Abrir um MEI caminhoneiro é gratuito, online e leva menos de meia hora. Então por que tanto motorista se enrola? Porque o problema nunca é o cadastro em si — é o que se escolhe dentro dele. CNAE errado, enquadramento trocado, endereço mal informado, e aquele CNPJ que nasceu para simplificar sua vida se transforma numa fonte de dor de cabeça fiscal. Este guia mostra o caminho certo, na ordem certa, com os alertas nos pontos onde a maioria tropeça.

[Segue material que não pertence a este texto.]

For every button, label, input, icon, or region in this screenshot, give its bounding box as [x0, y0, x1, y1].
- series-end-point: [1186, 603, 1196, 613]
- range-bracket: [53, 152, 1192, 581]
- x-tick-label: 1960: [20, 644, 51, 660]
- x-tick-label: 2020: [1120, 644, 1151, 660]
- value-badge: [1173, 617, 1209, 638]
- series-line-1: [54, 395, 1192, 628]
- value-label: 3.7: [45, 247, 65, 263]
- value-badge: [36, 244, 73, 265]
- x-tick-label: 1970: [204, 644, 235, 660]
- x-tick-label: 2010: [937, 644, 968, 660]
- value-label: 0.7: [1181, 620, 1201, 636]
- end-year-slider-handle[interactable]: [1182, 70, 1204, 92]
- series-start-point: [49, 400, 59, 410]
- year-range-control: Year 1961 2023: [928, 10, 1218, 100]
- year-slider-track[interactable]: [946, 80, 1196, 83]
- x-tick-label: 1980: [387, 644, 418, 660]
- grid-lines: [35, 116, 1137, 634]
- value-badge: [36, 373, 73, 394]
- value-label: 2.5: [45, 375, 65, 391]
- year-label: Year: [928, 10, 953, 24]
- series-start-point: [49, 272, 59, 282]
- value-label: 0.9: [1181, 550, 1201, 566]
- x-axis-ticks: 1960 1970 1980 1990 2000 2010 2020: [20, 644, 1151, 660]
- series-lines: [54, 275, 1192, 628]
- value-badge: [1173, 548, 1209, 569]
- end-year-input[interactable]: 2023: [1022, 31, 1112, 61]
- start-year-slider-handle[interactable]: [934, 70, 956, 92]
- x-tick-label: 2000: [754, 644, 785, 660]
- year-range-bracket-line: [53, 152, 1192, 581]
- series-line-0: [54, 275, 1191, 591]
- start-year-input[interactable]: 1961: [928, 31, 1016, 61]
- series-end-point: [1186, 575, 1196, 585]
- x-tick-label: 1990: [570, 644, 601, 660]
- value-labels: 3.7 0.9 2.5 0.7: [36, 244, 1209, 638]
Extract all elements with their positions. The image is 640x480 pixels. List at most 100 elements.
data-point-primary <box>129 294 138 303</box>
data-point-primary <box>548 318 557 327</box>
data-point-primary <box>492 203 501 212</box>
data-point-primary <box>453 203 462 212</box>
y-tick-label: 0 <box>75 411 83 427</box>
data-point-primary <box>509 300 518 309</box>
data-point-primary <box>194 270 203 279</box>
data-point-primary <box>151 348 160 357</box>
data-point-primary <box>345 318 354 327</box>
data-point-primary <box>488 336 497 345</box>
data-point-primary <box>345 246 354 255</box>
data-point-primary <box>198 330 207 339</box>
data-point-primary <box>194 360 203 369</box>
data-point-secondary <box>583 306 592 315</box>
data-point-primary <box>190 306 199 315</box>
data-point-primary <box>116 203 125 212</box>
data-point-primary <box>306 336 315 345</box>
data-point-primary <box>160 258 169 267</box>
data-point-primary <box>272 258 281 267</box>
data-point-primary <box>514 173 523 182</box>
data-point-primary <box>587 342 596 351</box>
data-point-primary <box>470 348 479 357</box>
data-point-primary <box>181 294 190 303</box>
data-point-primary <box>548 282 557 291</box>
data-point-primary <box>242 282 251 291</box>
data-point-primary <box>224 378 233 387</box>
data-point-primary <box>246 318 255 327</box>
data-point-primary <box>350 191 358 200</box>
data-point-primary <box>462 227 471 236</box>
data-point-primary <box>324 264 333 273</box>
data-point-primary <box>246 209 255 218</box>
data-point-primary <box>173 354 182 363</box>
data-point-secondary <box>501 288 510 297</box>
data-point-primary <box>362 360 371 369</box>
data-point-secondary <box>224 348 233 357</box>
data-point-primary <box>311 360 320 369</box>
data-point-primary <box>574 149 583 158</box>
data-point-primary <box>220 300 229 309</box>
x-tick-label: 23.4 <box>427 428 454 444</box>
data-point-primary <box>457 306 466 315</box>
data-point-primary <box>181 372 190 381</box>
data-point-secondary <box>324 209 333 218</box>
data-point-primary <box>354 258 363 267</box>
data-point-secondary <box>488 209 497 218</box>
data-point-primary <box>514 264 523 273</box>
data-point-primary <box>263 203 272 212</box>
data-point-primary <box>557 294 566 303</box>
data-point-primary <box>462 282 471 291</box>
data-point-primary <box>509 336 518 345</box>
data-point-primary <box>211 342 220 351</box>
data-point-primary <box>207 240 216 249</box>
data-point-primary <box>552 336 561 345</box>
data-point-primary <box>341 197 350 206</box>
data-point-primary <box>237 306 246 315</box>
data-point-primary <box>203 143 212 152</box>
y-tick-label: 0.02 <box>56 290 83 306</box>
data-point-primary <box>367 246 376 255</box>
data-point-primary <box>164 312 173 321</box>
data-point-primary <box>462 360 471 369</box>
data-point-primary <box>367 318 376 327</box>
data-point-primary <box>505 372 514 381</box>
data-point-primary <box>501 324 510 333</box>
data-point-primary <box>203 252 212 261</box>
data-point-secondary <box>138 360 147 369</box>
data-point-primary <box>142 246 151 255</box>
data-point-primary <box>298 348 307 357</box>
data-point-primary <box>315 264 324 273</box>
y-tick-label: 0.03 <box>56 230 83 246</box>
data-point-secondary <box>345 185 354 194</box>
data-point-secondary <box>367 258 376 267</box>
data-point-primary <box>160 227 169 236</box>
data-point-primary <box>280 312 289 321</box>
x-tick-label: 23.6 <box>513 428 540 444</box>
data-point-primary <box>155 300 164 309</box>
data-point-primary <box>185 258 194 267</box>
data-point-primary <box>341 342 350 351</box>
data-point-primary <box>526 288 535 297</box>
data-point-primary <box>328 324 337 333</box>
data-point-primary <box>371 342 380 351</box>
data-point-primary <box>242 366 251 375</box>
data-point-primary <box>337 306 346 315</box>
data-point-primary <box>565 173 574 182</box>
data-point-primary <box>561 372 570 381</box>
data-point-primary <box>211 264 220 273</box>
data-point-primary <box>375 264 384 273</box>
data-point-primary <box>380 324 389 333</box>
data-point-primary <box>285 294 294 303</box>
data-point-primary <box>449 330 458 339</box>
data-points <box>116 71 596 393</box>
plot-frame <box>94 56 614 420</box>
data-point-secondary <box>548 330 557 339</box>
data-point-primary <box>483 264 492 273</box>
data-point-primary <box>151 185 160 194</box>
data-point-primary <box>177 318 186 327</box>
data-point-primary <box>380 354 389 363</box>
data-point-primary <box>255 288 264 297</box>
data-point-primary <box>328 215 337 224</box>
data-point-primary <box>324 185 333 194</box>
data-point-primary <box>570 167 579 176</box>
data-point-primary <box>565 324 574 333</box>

Antes de abrir: os pré-requisitos que ninguém verifica
1. Você se encaixa na categoria? O MEI caminhoneiro é exclusivo do Transportador Autônomo de Carga: quem tem (ou vai ter) veículo de carga próprio ou arrendado e presta serviço de frete. Não pode ser sócio ou titular de outra empresa, e o faturamento previsto deve caber em R$ 251.600/ano.
2. Restrições no CPF? Pendências graves com a Receita podem travar ou complicar o processo. Vale checar sua situação cadastral antes.
3. Servidor público, aposentado por invalidez ou recebendo benefício? Há situações em que abrir MEI afeta benefícios ou é vedado. Um erro aqui pode custar um benefício inteiro — na dúvida, pergunte antes de clicar.
O passo a passo da abertura
Passo 1 — Conta gov.br. Todo o processo roda no Portal do Empreendedor com login gov.br (nível prata ou ouro). Se ainda não tem, crie e eleve o nível pelo aplicativo do banco ou reconhecimento facial.
Passo 2 — Formalização no Portal do Empreendedor. Escolha a opção específica de MEI Transportador Autônomo de Carga — e não o MEI comum. É aqui que nasce a maioria dos erros: o sistema tem fluxos distintos, e cadastrar-se no fluxo errado enquadra você no teto de R$ 81 mil.
Passo 3 — CNAE correto. Selecione a atividade que descreve seu trabalho real: transporte rodoviário de carga intermunicipal/interestadual, municipal, de produtos perigosos ou mudanças, conforme o caso. Somente os CNAEs da tabela do caminhoneiro mantêm o enquadramento especial. Não misture atividades de outra natureza no mesmo CNPJ — isso derruba o enquadramento.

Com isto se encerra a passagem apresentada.